The only part of the trip Geraci had to spend actually inside the casket was the loading and unloading. Onboard, in a car with four other caskets and a crated-up piano, he was able to get out, read, relax, play cards with the two men watching him, and take them for everything they had. He felt sorry for them. He had a place to sleep and they didn’t. He suggested they take the dead people out of some of the other caskets, but they wouldn’t. As a gesture of goodwill, he offered them their money back, and of course they refused. Good Cleveland guys, all the way around.
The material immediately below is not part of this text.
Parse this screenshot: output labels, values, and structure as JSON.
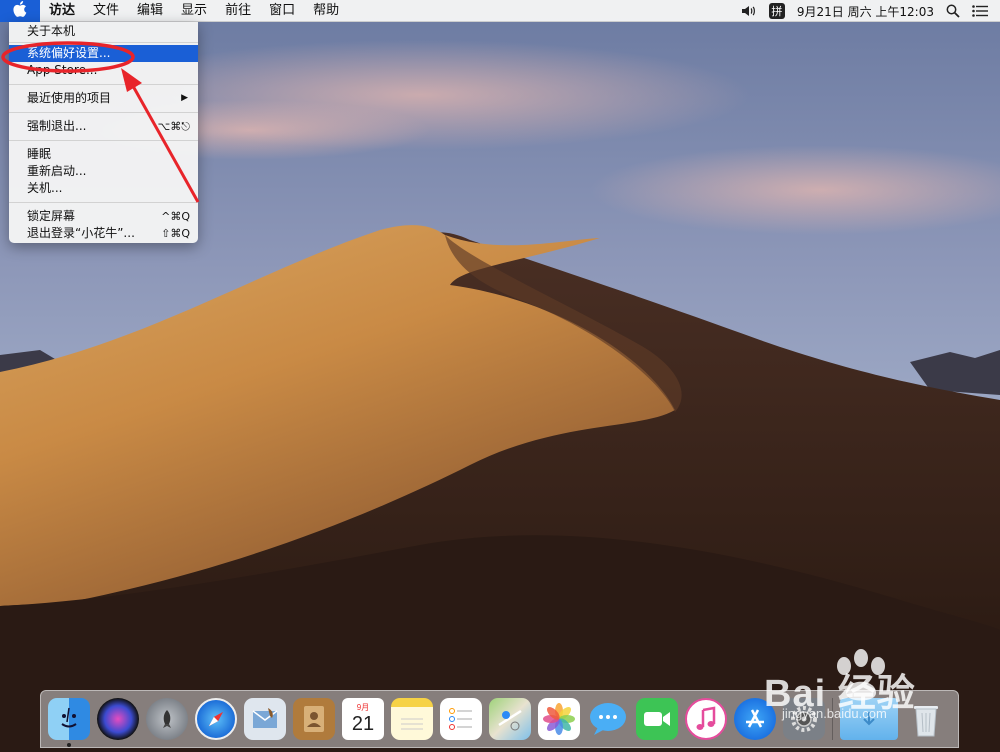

As the train pulled into Tucson, he told the men good-bye and shut the lid on himself. Two days sleeping in this thing, and the velvet pillow stank. The next face he’d see would either be Charlotte ’s, as he’d been told, or that of some ugly fucker who was about to kill him.
He lay in the dark, utterly still. Soon he heard men speaking Spanish and felt hands grasping the handles and lifting. There was a lot of jostling and banging into walls until Geraci heard someone say “Look out” in English and a moment later he hit the ground, hard. It knocked the wind out of him. The Mexicans exploded in laughter. Geraci put his hands over his mouth and tried to control the little wheezing squeals his lungs made as they fought with his spasmed muscles to fill. So maybe the next face he saw wouldn’t be Charlotte’s or a killer’s.
The men kept laughing and cussed at one another in a mix of English and Spanish. They picked up the casket. Geraci’s breathing returned to something close to normal. He’d banged his head, too, he only then realized. Soon they slid him into what was probably another hearse.
Michael Corleone had sent word that he didn’t blame Geraci for the crash and that after all of Geraci’s hard work these past months, he’d more than earned a few quiet months in the desert with his family. He’d been assured that things were going well, that no one was coming after him. No one was looking for him. Smuggling him out of Cleveland like this had just been a precaution, something to ward off cops and lucky guessers.